By Oliver Tree and Mike Obel
Spanish consumers are pulling their cash out of banks at record levels, according to figures released on Tuesday.
Private sector deposits fell by nearly 5 percent in July to €1.509, the Telegraph reported, citing European Central Bank data, as public confidence in the banking system reached all-time lows amid a worsening economic situation.
The news comes after bond markets continued to hammer the debt-ridden euro zone nations Spain and Italy last week.
On Friday, the interest rate on a 10-year loan to the Spanish government briefly topped 6 percent -- a level that forced Greece into a default earlier this year, despite massive financial support from international sources -- before settling back to 5.96 percent.
"The pick-up in yields is a clear negative headline for Spain," Jo Tomkins, an analyst at 4Cast, a consulting firm, told the New York Times. "The country is facing a double-whammy of low growth and tough austerity, and [there are] doubts that it will be able to hit already optimistic deficit targets."
The surge in bond yields was followed by a two-notch credit downgrade by Standard & Poor's, which slashed the country's rating to BBB + on worries about the government's exposure to the nation's ailing banks.
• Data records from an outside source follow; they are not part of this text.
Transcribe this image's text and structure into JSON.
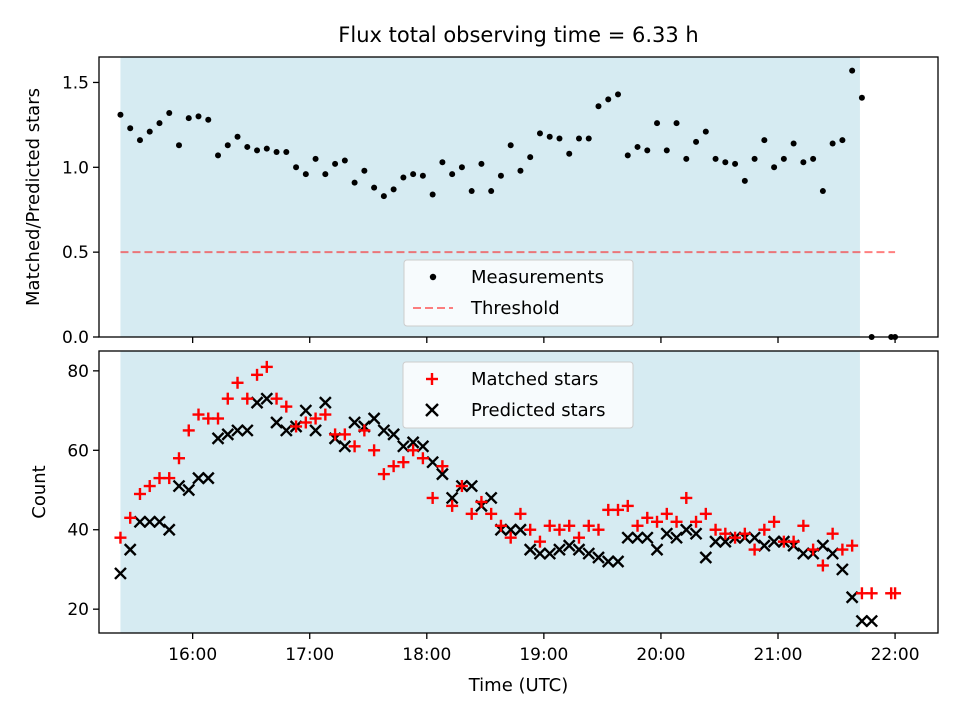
{
  "chart_data": [
    {
      "type": "scatter",
      "title": "Flux total observing time = 6.33 h",
      "xlabel": "",
      "ylabel": "Matched/Predicted stars",
      "xlim": [
        "15:12",
        "22:22"
      ],
      "ylim": [
        0,
        1.65
      ],
      "yticks": [
        "0.0",
        "0.5",
        "1.0",
        "1.5"
      ],
      "observing_window": [
        "15:23",
        "21:42"
      ],
      "colors": {
        "window": "#add8e6",
        "measurements": "#000000",
        "threshold": "#ff0000"
      },
      "legend": {
        "position": "lower center",
        "entries": [
          "Measurements",
          "Threshold"
        ]
      },
      "series": [
        {
          "name": "Measurements",
          "marker": "dot",
          "x": [
            "15:23",
            "15:28",
            "15:33",
            "15:38",
            "15:43",
            "15:48",
            "15:53",
            "15:58",
            "16:03",
            "16:08",
            "16:13",
            "16:18",
            "16:23",
            "16:28",
            "16:33",
            "16:38",
            "16:43",
            "16:48",
            "16:53",
            "16:58",
            "17:03",
            "17:08",
            "17:13",
            "17:18",
            "17:23",
            "17:28",
            "17:33",
            "17:38",
            "17:43",
            "17:48",
            "17:53",
            "17:58",
            "18:03",
            "18:08",
            "18:13",
            "18:18",
            "18:23",
            "18:28",
            "18:33",
            "18:38",
            "18:43",
            "18:48",
            "18:53",
            "18:58",
            "19:03",
            "19:08",
            "19:13",
            "19:18",
            "19:23",
            "19:28",
            "19:33",
            "19:38",
            "19:43",
            "19:48",
            "19:53",
            "19:58",
            "20:03",
            "20:08",
            "20:13",
            "20:18",
            "20:23",
            "20:28",
            "20:33",
            "20:38",
            "20:43",
            "20:48",
            "20:53",
            "20:58",
            "21:03",
            "21:08",
            "21:13",
            "21:18",
            "21:23",
            "21:28",
            "21:33",
            "21:38",
            "21:43",
            "21:48",
            "21:58",
            "22:00"
          ],
          "y": [
            1.31,
            1.23,
            1.16,
            1.21,
            1.26,
            1.32,
            1.13,
            1.29,
            1.3,
            1.28,
            1.07,
            1.13,
            1.18,
            1.12,
            1.1,
            1.11,
            1.09,
            1.09,
            1.0,
            0.96,
            1.05,
            0.96,
            1.02,
            1.04,
            0.91,
            0.98,
            0.88,
            0.83,
            0.87,
            0.94,
            0.96,
            0.95,
            0.84,
            1.03,
            0.96,
            1.0,
            0.86,
            1.02,
            0.86,
            0.95,
            1.13,
            0.98,
            1.06,
            1.2,
            1.18,
            1.17,
            1.08,
            1.17,
            1.17,
            1.36,
            1.4,
            1.43,
            1.07,
            1.12,
            1.1,
            1.26,
            1.1,
            1.26,
            1.05,
            1.15,
            1.21,
            1.05,
            1.03,
            1.02,
            0.92,
            1.05,
            1.16,
            1.0,
            1.05,
            1.14,
            1.03,
            1.05,
            0.86,
            1.14,
            1.16,
            1.57,
            1.41,
            0.0,
            0.0,
            0.0
          ]
        },
        {
          "name": "Threshold",
          "marker": "dashed-line",
          "x": [
            "15:23",
            "22:00"
          ],
          "y": [
            0.5,
            0.5
          ]
        }
      ]
    },
    {
      "type": "scatter",
      "title": "",
      "xlabel": "Time (UTC)",
      "ylabel": "Count",
      "xlim": [
        "15:12",
        "22:22"
      ],
      "ylim": [
        14,
        85
      ],
      "xticks": [
        "16:00",
        "17:00",
        "18:00",
        "19:00",
        "20:00",
        "21:00",
        "22:00"
      ],
      "yticks": [
        "20",
        "40",
        "60",
        "80"
      ],
      "observing_window": [
        "15:23",
        "21:42"
      ],
      "colors": {
        "window": "#add8e6",
        "matched": "#ff0000",
        "predicted": "#000000"
      },
      "legend": {
        "position": "upper center",
        "entries": [
          "Matched stars",
          "Predicted stars"
        ]
      },
      "series": [
        {
          "name": "Matched stars",
          "marker": "plus",
          "x": [
            "15:23",
            "15:28",
            "15:33",
            "15:38",
            "15:43",
            "15:48",
            "15:53",
            "15:58",
            "16:03",
            "16:08",
            "16:13",
            "16:18",
            "16:23",
            "16:28",
            "16:33",
            "16:38",
            "16:43",
            "16:48",
            "16:53",
            "16:58",
            "17:03",
            "17:08",
            "17:13",
            "17:18",
            "17:23",
            "17:28",
            "17:33",
            "17:38",
            "17:43",
            "17:48",
            "17:53",
            "17:58",
            "18:03",
            "18:08",
            "18:13",
            "18:18",
            "18:23",
            "18:28",
            "18:33",
            "18:38",
            "18:43",
            "18:48",
            "18:53",
            "18:58",
            "19:03",
            "19:08",
            "19:13",
            "19:18",
            "19:23",
            "19:28",
            "19:33",
            "19:38",
            "19:43",
            "19:48",
            "19:53",
            "19:58",
            "20:03",
            "20:08",
            "20:13",
            "20:18",
            "20:23",
            "20:28",
            "20:33",
            "20:38",
            "20:43",
            "20:48",
            "20:53",
            "20:58",
            "21:03",
            "21:08",
            "21:13",
            "21:18",
            "21:23",
            "21:28",
            "21:33",
            "21:38",
            "21:43",
            "21:48",
            "21:58",
            "22:00"
          ],
          "y": [
            38,
            43,
            49,
            51,
            53,
            53,
            58,
            65,
            69,
            68,
            68,
            73,
            77,
            73,
            79,
            81,
            73,
            71,
            66,
            67,
            68,
            69,
            64,
            64,
            61,
            65,
            60,
            54,
            56,
            57,
            60,
            58,
            48,
            56,
            46,
            51,
            44,
            47,
            44,
            41,
            38,
            44,
            40,
            37,
            41,
            40,
            41,
            38,
            41,
            40,
            45,
            45,
            46,
            41,
            43,
            42,
            44,
            42,
            48,
            42,
            44,
            40,
            39,
            38,
            39,
            35,
            40,
            42,
            37,
            37,
            41,
            35,
            31,
            39,
            35,
            36,
            24,
            24,
            24,
            24
          ]
        },
        {
          "name": "Predicted stars",
          "marker": "x",
          "x": [
            "15:23",
            "15:28",
            "15:33",
            "15:38",
            "15:43",
            "15:48",
            "15:53",
            "15:58",
            "16:03",
            "16:08",
            "16:13",
            "16:18",
            "16:23",
            "16:28",
            "16:33",
            "16:38",
            "16:43",
            "16:48",
            "16:53",
            "16:58",
            "17:03",
            "17:08",
            "17:13",
            "17:18",
            "17:23",
            "17:28",
            "17:33",
            "17:38",
            "17:43",
            "17:48",
            "17:53",
            "17:58",
            "18:03",
            "18:08",
            "18:13",
            "18:18",
            "18:23",
            "18:28",
            "18:33",
            "18:38",
            "18:43",
            "18:48",
            "18:53",
            "18:58",
            "19:03",
            "19:08",
            "19:13",
            "19:18",
            "19:23",
            "19:28",
            "19:33",
            "19:38",
            "19:43",
            "19:48",
            "19:53",
            "19:58",
            "20:03",
            "20:08",
            "20:13",
            "20:18",
            "20:23",
            "20:28",
            "20:33",
            "20:38",
            "20:43",
            "20:48",
            "20:53",
            "20:58",
            "21:03",
            "21:08",
            "21:13",
            "21:18",
            "21:23",
            "21:28",
            "21:33",
            "21:38",
            "21:43",
            "21:48"
          ],
          "y": [
            29,
            35,
            42,
            42,
            42,
            40,
            51,
            50,
            53,
            53,
            63,
            64,
            65,
            65,
            72,
            73,
            67,
            65,
            66,
            70,
            65,
            72,
            63,
            61,
            67,
            66,
            68,
            65,
            64,
            61,
            62,
            61,
            57,
            54,
            48,
            51,
            51,
            46,
            48,
            40,
            40,
            40,
            35,
            34,
            34,
            35,
            36,
            35,
            34,
            33,
            32,
            32,
            38,
            38,
            38,
            35,
            39,
            38,
            40,
            39,
            33,
            37,
            37,
            38,
            38,
            38,
            36,
            37,
            37,
            36,
            34,
            34,
            36,
            34,
            30,
            23,
            17,
            17
          ]
        }
      ]
    }
  ]
}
The current reduced rating is still considered to be investment grade.
The yield on Spain's two-year notes surged to the highest level in 18 years, Bloomberg News said.
Meanwhile, Spanish unemployment climbed to 24.4 percent of the workforce, the government said.
Italy's cost of borrowing was close behind its western neighbor: The yield on a 10-year note rose Friday to 5.84 percent from 5.24 percent.
"These ... results certainly came at a price which, in turn, leaves a question mark over how long Italy will be able to finance itself at levels that can be deemed sustainable," Richard McGuire, senior fixed income strategist at Rabobank, told the Wall Street Journal.